The American Civil Liberties Union and Focus on the Family agree on little. But both say it will be difficult for U.S. lawmakers to craft new legislation to keep children away from online porn after a judge last week ruled a 1998 act unconstitutional.
The Child Online Protection Act was effectively killed by U.S. District Court Judge Lowell Reed Jr.'s ruling, which found COPA simultaneously too broad and too narrow.
Federal lawmakers wrote COPA in 1998 with the intent of protecting children from porn and other indecent material on the Web. The law threatened commercial Web sites with fines of up to $50,000 a day and six months in prison for each day they disseminated information deemed "harmful to children." It never took effect because a court barred enforcement pending the outcome of legal challenges.
Reed said the law is narrow in its failure to address technologies such as peer-to-peer file sharing, community sites, and foreign sources, but is broad in that it targets speech protected under the U.S. Constitution. One key issue in the case was whether Web filtering technology could protect children more effectively than the law.

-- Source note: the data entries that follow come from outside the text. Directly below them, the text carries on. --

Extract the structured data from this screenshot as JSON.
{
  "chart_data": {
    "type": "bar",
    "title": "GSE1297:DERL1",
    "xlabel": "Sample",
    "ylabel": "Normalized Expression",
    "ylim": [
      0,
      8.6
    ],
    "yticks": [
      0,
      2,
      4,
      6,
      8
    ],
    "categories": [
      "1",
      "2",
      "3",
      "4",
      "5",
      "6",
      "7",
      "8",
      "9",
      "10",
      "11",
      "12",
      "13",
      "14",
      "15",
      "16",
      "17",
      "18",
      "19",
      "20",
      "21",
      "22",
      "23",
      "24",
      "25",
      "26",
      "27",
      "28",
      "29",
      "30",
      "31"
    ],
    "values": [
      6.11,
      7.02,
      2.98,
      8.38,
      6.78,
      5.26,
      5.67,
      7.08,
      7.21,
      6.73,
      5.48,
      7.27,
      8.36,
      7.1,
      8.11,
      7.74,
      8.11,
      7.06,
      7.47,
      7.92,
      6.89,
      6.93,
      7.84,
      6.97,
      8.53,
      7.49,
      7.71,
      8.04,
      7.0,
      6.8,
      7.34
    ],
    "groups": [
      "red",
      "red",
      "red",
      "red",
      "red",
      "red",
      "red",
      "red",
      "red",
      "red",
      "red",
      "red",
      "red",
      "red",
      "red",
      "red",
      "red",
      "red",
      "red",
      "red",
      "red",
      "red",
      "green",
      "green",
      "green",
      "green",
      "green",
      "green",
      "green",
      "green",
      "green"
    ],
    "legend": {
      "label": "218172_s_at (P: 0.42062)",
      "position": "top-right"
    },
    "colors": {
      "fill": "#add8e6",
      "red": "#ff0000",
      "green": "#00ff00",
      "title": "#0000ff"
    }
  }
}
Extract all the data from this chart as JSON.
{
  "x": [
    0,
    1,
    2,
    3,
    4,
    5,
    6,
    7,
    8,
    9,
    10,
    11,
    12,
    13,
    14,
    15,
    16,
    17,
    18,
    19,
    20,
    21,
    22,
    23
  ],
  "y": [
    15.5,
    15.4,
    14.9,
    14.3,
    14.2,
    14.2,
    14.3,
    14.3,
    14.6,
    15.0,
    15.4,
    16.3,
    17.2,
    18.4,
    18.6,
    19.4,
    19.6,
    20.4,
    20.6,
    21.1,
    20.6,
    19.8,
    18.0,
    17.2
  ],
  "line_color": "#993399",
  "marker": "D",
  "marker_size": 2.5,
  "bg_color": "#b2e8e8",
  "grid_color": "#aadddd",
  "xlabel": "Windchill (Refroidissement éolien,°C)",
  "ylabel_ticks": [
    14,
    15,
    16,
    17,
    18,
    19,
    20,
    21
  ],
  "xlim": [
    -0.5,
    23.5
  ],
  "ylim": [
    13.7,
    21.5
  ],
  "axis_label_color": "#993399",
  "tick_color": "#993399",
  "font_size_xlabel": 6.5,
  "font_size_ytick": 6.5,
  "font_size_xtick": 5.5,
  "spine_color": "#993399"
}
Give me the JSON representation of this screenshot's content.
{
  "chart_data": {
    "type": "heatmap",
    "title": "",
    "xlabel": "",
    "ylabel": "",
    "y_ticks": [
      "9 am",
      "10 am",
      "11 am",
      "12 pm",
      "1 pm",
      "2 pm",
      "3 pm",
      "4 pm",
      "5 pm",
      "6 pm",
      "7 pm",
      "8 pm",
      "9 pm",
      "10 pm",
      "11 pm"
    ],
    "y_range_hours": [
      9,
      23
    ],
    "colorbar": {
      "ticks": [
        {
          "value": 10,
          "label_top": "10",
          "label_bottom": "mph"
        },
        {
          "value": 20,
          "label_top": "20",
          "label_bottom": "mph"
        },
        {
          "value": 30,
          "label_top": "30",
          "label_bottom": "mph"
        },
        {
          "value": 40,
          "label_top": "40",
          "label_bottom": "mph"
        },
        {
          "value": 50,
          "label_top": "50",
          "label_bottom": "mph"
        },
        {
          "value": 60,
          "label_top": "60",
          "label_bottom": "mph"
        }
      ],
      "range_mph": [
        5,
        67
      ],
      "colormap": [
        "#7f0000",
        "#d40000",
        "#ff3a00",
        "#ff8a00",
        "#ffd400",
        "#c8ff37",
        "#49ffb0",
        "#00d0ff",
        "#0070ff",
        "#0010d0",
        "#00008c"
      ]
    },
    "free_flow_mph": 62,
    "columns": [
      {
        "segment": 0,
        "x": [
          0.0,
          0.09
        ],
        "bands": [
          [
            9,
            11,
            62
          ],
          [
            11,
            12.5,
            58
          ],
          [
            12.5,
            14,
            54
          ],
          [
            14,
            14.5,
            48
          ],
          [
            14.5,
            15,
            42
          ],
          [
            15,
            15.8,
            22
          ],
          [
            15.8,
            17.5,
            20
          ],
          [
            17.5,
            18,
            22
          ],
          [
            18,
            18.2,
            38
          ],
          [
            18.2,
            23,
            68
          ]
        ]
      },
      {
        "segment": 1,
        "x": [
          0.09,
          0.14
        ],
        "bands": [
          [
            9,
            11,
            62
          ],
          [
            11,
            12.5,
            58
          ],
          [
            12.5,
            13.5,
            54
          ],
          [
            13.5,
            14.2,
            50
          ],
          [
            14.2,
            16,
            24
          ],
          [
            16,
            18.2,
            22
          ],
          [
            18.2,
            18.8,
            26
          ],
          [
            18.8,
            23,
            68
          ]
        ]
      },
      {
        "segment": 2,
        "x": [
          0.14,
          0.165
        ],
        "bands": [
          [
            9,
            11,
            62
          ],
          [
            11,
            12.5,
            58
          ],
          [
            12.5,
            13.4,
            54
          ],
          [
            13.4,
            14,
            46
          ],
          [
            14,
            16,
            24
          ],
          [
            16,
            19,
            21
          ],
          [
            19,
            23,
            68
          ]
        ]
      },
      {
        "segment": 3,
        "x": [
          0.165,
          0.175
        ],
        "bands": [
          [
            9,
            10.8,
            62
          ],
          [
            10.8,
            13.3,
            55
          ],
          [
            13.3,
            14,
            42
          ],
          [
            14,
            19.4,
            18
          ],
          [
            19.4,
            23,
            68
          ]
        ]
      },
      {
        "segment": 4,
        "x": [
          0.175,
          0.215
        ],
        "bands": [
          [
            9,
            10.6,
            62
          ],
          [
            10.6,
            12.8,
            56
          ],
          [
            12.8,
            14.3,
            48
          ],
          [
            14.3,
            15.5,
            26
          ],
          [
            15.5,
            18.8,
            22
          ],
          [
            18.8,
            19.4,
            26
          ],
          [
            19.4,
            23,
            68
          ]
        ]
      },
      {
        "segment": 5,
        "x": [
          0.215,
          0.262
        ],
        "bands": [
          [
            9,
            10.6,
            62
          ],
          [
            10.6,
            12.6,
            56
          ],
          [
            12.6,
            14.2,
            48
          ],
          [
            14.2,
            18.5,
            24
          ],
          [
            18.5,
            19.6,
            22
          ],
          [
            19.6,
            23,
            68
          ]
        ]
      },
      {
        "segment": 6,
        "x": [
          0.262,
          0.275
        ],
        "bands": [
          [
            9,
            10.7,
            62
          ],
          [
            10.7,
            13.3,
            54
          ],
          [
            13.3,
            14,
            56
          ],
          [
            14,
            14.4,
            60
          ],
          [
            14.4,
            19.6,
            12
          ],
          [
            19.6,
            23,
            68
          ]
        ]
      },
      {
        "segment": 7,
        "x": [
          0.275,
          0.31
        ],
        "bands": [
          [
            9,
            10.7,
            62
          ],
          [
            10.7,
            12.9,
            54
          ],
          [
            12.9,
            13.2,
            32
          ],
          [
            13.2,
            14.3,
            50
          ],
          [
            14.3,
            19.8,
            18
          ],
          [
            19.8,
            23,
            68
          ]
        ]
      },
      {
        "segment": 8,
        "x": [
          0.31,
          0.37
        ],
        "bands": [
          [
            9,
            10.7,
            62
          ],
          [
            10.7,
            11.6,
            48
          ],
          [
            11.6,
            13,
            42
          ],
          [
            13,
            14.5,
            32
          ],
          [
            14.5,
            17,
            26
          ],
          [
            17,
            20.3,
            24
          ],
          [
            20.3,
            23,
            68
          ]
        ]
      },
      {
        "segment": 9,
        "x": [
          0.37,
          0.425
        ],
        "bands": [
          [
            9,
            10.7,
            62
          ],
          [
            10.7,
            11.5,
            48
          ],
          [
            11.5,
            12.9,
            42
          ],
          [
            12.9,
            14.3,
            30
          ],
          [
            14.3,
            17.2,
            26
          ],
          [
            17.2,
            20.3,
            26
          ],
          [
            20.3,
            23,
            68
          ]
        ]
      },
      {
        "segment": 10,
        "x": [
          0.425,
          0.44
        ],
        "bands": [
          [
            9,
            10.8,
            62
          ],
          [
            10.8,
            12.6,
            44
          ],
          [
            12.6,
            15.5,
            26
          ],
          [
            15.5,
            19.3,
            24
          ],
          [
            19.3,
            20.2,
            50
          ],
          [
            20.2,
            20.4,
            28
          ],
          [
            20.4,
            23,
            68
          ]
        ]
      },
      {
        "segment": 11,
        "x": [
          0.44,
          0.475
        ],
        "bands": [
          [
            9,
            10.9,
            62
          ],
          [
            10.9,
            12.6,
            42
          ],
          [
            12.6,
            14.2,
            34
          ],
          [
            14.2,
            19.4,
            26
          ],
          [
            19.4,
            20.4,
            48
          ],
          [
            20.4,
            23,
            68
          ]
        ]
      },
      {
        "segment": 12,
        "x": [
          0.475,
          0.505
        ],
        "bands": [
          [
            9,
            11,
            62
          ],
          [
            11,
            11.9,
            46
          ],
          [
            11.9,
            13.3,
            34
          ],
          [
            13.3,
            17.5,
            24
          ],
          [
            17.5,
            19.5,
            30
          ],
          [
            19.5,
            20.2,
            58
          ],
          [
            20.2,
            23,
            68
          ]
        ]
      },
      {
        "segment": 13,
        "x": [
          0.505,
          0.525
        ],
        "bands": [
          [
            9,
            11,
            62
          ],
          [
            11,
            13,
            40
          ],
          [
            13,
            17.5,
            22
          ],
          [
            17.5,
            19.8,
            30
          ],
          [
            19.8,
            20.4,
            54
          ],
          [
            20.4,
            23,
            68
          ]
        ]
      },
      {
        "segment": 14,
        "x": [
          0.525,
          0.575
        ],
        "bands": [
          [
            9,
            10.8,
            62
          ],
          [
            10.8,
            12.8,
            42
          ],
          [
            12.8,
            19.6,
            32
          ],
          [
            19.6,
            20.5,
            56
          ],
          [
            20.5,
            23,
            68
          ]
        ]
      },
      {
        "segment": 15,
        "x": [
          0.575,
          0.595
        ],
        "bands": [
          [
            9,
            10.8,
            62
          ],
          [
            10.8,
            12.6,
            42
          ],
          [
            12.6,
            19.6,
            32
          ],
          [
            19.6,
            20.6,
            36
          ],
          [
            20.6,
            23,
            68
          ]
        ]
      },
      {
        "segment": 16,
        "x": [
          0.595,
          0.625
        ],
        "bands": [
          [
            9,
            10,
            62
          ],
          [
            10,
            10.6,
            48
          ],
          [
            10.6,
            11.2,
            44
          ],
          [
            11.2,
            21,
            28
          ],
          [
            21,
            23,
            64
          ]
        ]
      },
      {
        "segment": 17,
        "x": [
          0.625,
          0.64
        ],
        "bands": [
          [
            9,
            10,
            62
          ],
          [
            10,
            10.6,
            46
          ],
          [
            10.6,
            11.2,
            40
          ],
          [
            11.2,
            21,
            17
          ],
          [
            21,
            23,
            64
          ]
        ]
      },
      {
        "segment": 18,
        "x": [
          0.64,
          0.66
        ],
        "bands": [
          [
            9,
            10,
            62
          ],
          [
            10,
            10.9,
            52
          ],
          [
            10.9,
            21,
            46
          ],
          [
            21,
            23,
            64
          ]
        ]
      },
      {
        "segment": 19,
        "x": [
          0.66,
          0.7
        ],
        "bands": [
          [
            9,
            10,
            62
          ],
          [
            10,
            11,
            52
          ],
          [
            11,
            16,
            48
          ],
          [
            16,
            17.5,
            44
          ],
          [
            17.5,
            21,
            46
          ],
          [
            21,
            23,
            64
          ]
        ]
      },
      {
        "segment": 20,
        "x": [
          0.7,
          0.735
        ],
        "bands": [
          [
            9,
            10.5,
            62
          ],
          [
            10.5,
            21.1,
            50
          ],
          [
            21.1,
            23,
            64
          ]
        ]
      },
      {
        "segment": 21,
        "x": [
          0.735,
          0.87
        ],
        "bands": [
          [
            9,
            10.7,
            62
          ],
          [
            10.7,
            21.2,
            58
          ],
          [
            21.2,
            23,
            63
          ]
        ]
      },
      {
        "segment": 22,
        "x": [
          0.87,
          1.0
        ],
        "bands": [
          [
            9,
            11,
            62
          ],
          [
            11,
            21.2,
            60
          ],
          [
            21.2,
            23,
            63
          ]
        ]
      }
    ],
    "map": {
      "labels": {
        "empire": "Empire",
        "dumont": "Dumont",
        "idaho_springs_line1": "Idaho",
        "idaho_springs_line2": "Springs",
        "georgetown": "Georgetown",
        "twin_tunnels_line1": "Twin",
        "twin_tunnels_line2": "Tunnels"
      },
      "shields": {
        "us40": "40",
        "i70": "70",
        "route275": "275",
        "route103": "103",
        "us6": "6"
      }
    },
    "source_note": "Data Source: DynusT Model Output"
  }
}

"This creates an interesting conundrum for [the] defendant where broadening COPA's reach would likely make it overbroad, but by narrowing its reach to HTTP or successor protocols, Congress has made COPA underinclusive and less effective than filters," the judge wrote in his decision.
The act drew widespread attention last year after the government requested records from search companies to support its defense of COPA. Google refused and successfully argued for a narrower request. The government used the search query information in its case.
A spokesman says the Justice Department hasn't decided whether to appeal.